9 février > Nouvelles Suisse > Noëlle Revaz

Dans le portrait que nous avions fait de Noëlle Revaz (LH 1000, du 30.5.2014, p. 74.), à la sortie de L’infini livre (Zoé), son troisième roman après Rapport aux bêtes (2002) et Efina (2009), la très singulière écrivaine suisse expliquait qu’elle cherchait pour chaque histoire une forme différente adaptée. Et que, depuis toujours, écrire des nouvelles était pour elle comme "un laboratoire" où elle expérimentait toutes sortes de styles.

Les vingt-neuf textes regroupés ici, des monologues pour la plupart - certains écrits pour la radio ou le théâtre, comme Quand mamie ("MiniZoé", 2011) -, montrent bien la très grande variété de voix qui peuplent son imaginaire : des hommes et des femmes de tous âges, des enfants des deux sexes. Des "je", des "on", des "nous" faussement solennels comme dans "Discours en trois parties aux amants et aux amoureux transis" sur un ton d’apostrophe-mise au point.

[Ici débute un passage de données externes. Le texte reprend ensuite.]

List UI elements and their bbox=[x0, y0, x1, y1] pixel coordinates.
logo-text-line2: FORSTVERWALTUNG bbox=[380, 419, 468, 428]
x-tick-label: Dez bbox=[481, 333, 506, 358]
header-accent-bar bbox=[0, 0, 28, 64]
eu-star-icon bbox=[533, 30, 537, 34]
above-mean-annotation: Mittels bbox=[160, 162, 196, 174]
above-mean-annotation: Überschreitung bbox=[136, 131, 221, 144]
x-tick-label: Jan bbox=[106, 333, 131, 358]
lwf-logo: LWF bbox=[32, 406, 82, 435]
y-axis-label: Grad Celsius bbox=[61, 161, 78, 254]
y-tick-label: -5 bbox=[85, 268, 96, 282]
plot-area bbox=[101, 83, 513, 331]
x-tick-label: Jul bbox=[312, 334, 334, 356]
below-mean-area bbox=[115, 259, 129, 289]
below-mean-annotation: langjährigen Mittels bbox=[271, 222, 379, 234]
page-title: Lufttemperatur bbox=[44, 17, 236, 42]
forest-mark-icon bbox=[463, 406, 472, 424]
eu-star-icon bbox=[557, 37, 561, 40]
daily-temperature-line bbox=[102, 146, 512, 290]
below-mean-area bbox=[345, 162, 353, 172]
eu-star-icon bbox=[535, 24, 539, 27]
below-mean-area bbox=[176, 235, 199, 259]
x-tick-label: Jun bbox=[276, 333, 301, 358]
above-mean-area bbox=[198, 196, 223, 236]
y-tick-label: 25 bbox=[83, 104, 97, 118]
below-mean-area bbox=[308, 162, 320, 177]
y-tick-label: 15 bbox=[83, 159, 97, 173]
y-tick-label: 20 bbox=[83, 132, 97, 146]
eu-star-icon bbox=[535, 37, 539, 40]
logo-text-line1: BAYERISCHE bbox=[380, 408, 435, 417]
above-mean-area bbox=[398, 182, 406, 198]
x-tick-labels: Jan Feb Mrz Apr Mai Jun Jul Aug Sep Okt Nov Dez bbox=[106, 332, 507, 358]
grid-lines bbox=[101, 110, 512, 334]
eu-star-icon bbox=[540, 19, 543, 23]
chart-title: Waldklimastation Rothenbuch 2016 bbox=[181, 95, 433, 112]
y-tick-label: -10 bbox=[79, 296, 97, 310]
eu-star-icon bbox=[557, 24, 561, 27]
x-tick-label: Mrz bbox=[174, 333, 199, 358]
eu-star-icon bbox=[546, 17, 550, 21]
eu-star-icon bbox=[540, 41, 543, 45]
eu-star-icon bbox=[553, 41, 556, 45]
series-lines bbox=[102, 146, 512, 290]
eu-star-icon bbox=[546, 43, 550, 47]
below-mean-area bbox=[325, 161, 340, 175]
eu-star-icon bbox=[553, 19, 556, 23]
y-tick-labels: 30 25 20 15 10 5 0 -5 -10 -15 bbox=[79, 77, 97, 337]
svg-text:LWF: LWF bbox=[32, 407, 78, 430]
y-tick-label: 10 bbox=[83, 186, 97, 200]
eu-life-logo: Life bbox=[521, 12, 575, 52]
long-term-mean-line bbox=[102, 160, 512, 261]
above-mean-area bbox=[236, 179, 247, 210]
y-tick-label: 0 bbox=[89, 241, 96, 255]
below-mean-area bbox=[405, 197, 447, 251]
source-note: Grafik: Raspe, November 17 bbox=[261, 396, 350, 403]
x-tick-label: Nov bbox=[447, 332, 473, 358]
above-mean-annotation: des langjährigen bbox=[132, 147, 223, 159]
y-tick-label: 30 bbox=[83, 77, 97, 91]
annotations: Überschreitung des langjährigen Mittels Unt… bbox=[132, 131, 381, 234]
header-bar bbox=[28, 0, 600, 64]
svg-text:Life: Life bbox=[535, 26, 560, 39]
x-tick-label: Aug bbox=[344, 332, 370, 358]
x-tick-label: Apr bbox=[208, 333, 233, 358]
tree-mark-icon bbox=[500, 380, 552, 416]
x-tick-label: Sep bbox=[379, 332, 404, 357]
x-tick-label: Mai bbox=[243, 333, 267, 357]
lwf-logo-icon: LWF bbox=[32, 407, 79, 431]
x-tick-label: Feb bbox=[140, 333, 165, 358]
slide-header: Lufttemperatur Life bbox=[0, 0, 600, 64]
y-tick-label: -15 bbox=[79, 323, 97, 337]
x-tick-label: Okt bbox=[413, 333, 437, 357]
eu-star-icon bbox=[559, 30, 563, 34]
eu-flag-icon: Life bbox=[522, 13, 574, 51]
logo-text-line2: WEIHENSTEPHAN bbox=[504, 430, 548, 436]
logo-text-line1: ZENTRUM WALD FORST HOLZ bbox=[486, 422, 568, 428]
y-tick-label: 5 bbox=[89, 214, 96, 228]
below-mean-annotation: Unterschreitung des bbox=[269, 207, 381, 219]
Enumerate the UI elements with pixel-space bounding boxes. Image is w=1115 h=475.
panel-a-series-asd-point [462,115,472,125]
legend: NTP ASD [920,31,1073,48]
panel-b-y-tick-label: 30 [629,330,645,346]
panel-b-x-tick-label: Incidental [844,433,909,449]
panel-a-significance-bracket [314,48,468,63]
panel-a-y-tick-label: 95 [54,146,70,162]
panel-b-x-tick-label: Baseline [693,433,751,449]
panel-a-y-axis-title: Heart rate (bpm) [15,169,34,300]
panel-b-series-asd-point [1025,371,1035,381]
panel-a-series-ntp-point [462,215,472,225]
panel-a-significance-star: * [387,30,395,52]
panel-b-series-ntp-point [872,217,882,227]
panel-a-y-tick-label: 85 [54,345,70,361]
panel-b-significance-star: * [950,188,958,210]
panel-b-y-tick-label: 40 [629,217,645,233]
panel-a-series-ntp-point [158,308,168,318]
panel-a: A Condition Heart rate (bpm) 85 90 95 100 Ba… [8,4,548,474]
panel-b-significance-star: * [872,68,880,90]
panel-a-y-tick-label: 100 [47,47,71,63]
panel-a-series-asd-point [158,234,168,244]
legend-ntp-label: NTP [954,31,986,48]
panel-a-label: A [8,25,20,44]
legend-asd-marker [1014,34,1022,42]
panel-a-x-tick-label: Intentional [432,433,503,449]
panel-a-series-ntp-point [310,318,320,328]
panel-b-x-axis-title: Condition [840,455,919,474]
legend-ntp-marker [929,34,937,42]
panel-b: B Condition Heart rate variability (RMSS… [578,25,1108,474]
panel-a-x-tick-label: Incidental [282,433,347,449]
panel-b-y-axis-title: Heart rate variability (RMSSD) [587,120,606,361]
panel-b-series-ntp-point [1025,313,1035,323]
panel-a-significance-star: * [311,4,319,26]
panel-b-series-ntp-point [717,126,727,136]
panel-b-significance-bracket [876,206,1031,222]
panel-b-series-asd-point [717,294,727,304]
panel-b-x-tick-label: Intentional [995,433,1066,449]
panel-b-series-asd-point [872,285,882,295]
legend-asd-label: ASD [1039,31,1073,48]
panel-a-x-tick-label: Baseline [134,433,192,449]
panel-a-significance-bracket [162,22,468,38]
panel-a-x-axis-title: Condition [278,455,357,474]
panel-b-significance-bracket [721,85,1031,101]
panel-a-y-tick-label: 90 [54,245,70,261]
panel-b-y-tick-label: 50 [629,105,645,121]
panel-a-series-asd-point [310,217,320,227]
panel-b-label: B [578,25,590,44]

Hermine blanche qui donne son titre au recueil est la seule nouvelle qui prenne clairement la forme d’un conte. C’est l’histoire d’une fille dont l’esprit s’absente du corps, les jours de neige en particulier, et va parcourir la campagne. On retrouve souvent, notamment dans "Mes nuits au ciel", ce motif de l’évasion, cette faculté de s’abstraire mentalement du monde, de le survoler, de mettre à distance une violence sourde, parfois tapie dans un hors-champ menaçant. Noëlle Revaz explore les liens un peu tordus ("Sous les couvertures"), les couples bizarres, les malentendus, cette incompréhension foncière de l’autre qu’aucune intimité, aucune proximité physique ou promiscuité ("L’amour à la Cité") ne parvient jamais à dissiper. Mais cette capacité de détachement est aussi souvent un refuge reposant. Une pratique d’affranchissement, un exercice de liberté. "Devant moi s’ouvraient de grands espaces", constate dans "Laurent" la narratrice qui raconte la relation sans engagement, et pourtant parfaitement confortable, qu’elle a entretenue avec un séducteur qui prenait les femmes pour des objets. "On peut ressentir le besoin, à certains moments dans une vie, de n’exister pour personne et de n’avoir rien à donner. De n’avoir rien à dire ou à faire, simplement profiter de ce que l’observant ne sait pas qu’il est observé." V. R.